If I’m not feeling anxious about keeping her safe, I’m worrying about my parenting and feeling guilty about any occasions when I’m not physically holding her or engaging her.  The newborn days are so overwhelming (I learned to do everything with one hand as she would cry the second I placed her down) that the moment they start to self-soothe or play with toys, it gives you back a small slice of freedom.  But for me, that freedom comes at a price.  We might spend an hour with a mix of reading, playing with her taggy toy, bouncing her on my knee and singing songs – but then the second I pop her down in her rocker to grab a cup of tea or a slice of toast, I instantly feel terrible.  “Does she think I’m abandoning her?,” I wonder.  “Will she grow up thinking I constantly sought to just place her down in her jungle gym/rocker/swing/nest so that I could do things for myself?” I take her out to meet friends and worry if I’m doing it for me, or for her – would she prefer to be at home? Would she prefer to be out walking in her pram? Even sometimes when she falls asleep and I place her down in her crib I think of someone saying “Oh how convenient, she’s sleeping again – now you have even more time to yourself!”  I have somehow created an image in my head of a mother being the ultimate martyr and existing only for her child, and any ounce of enjoyment that comes from anything other than her baby is quite sinful.  I have been for two hair appointments lately and I worry that people will judge me for leaving her with someone else so that I can do this.  Am I spending too much time away from her? Am I attentive enough? Is she happy enough? Am I… enough?

I recently read Untamed by Glennon Doyle (an amazing book that I was so kindly gifted by a friend and would recommend to anyone) and the sections on parenting really blew me away.  Particularly this quote:

“Mothers have martyred themselves in their children’s names since the beginning of time. We have lived as if she who disappears the most, loves the most.
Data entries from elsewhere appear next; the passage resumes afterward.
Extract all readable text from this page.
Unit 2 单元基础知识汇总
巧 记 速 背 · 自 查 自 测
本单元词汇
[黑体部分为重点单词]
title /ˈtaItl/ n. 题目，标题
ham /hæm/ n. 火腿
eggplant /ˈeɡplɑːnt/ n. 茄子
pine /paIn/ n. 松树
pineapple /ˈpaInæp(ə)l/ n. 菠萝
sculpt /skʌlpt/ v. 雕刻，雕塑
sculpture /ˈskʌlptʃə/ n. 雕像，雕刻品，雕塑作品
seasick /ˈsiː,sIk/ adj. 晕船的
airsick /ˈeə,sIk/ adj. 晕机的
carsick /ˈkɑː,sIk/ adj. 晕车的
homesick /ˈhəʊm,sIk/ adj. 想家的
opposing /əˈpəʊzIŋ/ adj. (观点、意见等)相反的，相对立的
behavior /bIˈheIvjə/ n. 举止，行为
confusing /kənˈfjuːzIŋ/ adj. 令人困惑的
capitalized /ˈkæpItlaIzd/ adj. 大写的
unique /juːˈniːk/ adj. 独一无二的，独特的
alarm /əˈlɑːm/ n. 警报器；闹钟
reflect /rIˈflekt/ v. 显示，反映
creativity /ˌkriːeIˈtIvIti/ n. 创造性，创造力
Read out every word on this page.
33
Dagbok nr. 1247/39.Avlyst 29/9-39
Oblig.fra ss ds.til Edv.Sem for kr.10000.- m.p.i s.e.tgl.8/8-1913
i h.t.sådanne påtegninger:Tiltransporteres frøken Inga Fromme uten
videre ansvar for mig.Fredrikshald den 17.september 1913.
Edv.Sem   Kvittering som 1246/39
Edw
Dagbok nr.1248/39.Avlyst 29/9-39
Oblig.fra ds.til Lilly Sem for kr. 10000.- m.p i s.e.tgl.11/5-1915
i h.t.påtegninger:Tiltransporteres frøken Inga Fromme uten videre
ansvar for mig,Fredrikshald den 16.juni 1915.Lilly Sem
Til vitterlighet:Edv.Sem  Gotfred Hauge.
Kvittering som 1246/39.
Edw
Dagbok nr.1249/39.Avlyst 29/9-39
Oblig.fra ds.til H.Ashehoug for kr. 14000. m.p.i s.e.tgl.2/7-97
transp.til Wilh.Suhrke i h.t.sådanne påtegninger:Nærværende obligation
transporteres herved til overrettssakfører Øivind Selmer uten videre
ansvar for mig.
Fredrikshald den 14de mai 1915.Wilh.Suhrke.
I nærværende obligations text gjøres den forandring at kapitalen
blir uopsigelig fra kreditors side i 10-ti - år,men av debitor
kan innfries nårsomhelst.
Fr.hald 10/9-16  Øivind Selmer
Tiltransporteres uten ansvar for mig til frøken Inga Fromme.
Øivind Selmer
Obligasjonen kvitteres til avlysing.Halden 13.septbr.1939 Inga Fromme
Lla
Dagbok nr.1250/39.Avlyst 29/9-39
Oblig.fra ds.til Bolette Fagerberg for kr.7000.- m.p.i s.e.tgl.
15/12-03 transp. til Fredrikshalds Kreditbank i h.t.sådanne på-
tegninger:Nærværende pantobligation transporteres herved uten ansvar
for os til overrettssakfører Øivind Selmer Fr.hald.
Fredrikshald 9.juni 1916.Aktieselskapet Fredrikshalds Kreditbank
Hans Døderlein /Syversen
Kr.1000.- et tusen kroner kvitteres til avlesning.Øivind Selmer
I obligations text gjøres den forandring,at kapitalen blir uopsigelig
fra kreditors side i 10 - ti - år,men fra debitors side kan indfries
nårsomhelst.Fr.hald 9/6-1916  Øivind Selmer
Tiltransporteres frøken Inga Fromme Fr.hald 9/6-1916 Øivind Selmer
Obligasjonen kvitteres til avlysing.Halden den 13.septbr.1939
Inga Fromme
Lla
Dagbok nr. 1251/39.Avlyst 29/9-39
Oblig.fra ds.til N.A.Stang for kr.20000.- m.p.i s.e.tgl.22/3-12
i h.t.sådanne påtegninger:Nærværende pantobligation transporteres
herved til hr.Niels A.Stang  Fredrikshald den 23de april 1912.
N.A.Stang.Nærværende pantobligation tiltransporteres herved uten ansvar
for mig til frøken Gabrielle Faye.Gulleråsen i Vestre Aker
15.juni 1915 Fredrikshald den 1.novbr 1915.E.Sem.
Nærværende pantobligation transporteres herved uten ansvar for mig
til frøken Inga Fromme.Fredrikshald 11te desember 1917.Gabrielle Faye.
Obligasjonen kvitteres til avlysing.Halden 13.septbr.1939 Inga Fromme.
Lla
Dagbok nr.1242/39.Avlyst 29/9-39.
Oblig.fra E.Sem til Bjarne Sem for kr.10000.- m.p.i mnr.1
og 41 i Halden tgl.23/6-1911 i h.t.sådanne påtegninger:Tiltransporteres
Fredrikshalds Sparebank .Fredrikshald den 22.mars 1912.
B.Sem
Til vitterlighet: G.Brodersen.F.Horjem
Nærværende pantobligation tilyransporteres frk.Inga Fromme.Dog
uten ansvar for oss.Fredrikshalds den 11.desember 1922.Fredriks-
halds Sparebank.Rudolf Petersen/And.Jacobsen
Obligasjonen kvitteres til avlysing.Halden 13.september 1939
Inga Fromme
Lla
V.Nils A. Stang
We have been conditioned to prove our love by slowly ceasing to exist. What a terrible burden for children to bear—to know that they are the reason their mother stopped living. What a terrible burden for our daughters to bear—to know that if they choose to become mothers, this will be their fate, too.”

I try and remind myself of this as much as possible.  That I am still allowed to enjoy things, that I am still allowed to relax and just be ‘me’, that it’s not mutually exclusive for me to be a Rosie and also be a Mum.  But it’s difficult.  I’m sure the best gift I could give her would be for her to see a Mum that is content, confident and thriving – a Mum that is kind and gentle to herself and trusts her intuiton about what’s right for her and her baby.  I hope I can get there.